Recuerda los dispensadores con fruta en hoteles: elegantes y deliciosos. Para algo especial, uso mi jarra infusora, pero cambia la fruta diariamente para evitar moho.
¿Necesitas una opción portátil?
En viajes familiares, cada uno lleva su botella. En un road trip, llenamos nuestras Contigo con hielo y agua filtrada o embotellada. Así nos mantenemos hidratados todo el día.

¿Quieres una que sirva para doble función?
Si pasas de café caliente a agua fría, elige aisladas para ambos. Enjuaga bien tras el café para evitar sabores residuales.
¿Prefieres pajitas?
Hay opciones con pajita, tapa abatible u abierta. Elige tu preferencia.
¿Es a prueba de derrames?
En casa no importa, pero para llevar, busca tapas selladas e aisladas que no goteen.
¿Tiene gancho de viaje?
Ideal para mandados, aeropuertos o escuela: correa o asa facilitan el transporte.
¿Apoya una buena causa?
No todos tienen acceso a agua limpia. Elige marcas que contribuyan a causas sociales.
¿De qué está hecho?
Disponibles en vidrio, acero inoxidable, plástico o combinados.

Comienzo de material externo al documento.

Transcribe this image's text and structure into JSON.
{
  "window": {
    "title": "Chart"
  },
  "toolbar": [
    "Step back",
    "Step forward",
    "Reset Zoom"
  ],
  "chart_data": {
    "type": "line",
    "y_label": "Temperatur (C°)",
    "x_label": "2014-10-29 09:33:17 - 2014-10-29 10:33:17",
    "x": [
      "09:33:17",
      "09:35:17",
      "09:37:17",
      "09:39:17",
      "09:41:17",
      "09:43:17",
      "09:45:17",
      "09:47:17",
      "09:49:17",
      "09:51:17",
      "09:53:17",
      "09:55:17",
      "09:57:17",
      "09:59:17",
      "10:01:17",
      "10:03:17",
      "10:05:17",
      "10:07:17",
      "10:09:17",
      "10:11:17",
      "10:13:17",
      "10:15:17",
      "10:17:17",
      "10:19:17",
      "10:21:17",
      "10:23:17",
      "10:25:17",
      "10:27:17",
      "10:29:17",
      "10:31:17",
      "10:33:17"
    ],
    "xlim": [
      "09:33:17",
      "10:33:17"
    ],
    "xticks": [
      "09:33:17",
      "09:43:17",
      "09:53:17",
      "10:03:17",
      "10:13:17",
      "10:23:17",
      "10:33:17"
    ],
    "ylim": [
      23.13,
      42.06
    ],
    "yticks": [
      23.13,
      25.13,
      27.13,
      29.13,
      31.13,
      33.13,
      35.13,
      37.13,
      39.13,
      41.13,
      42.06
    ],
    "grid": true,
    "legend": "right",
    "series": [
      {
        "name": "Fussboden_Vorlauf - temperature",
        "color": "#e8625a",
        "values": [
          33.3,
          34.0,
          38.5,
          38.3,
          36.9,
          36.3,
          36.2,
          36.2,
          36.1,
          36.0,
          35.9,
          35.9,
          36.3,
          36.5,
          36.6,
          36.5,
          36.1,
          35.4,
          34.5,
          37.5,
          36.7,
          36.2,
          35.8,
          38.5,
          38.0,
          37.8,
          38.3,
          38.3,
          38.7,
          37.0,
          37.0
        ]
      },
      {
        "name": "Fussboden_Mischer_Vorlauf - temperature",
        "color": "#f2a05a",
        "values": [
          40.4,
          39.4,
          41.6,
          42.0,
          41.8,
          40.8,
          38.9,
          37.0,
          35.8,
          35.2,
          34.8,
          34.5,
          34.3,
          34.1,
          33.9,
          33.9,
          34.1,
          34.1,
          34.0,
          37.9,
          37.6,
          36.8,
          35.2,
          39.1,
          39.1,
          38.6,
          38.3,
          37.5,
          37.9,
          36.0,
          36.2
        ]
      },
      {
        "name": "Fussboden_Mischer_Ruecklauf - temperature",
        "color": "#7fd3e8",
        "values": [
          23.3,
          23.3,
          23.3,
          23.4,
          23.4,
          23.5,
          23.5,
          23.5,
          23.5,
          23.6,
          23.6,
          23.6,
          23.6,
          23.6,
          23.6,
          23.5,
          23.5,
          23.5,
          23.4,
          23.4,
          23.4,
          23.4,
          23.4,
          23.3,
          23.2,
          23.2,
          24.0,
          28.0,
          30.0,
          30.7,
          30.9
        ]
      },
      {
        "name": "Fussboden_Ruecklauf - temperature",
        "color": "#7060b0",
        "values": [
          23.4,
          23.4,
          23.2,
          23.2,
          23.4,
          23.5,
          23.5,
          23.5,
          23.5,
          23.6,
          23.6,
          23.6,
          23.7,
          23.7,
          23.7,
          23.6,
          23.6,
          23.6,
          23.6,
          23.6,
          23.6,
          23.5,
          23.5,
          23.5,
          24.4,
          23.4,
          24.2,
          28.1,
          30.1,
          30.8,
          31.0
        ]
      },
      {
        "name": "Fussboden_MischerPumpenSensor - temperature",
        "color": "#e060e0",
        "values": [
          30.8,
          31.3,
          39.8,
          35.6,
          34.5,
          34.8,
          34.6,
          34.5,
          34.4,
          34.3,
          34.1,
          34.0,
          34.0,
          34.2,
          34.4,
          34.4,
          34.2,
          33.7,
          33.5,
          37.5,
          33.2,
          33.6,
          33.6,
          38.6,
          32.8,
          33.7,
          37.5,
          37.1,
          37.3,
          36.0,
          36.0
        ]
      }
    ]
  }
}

Elige según tus necesidades.
Las de acero inoxidable mantienen frío, son irrompibles, a prueba de derrames, pero pesadas y sin filtro usual.

Botellas de vidrio: sin regustos, ecológicas, con tapas seguras, pero frágiles y no aptas para aeropuertos.
Botellas de plástico: desde desechables a reutilizables recicladas.
En resumen, todos necesitamos más agua. La diversión está en elegir la adecuada. Yo tengo varias para cada ocasión. ¿Cuál es la tuya? ¡Comparte en comentarios!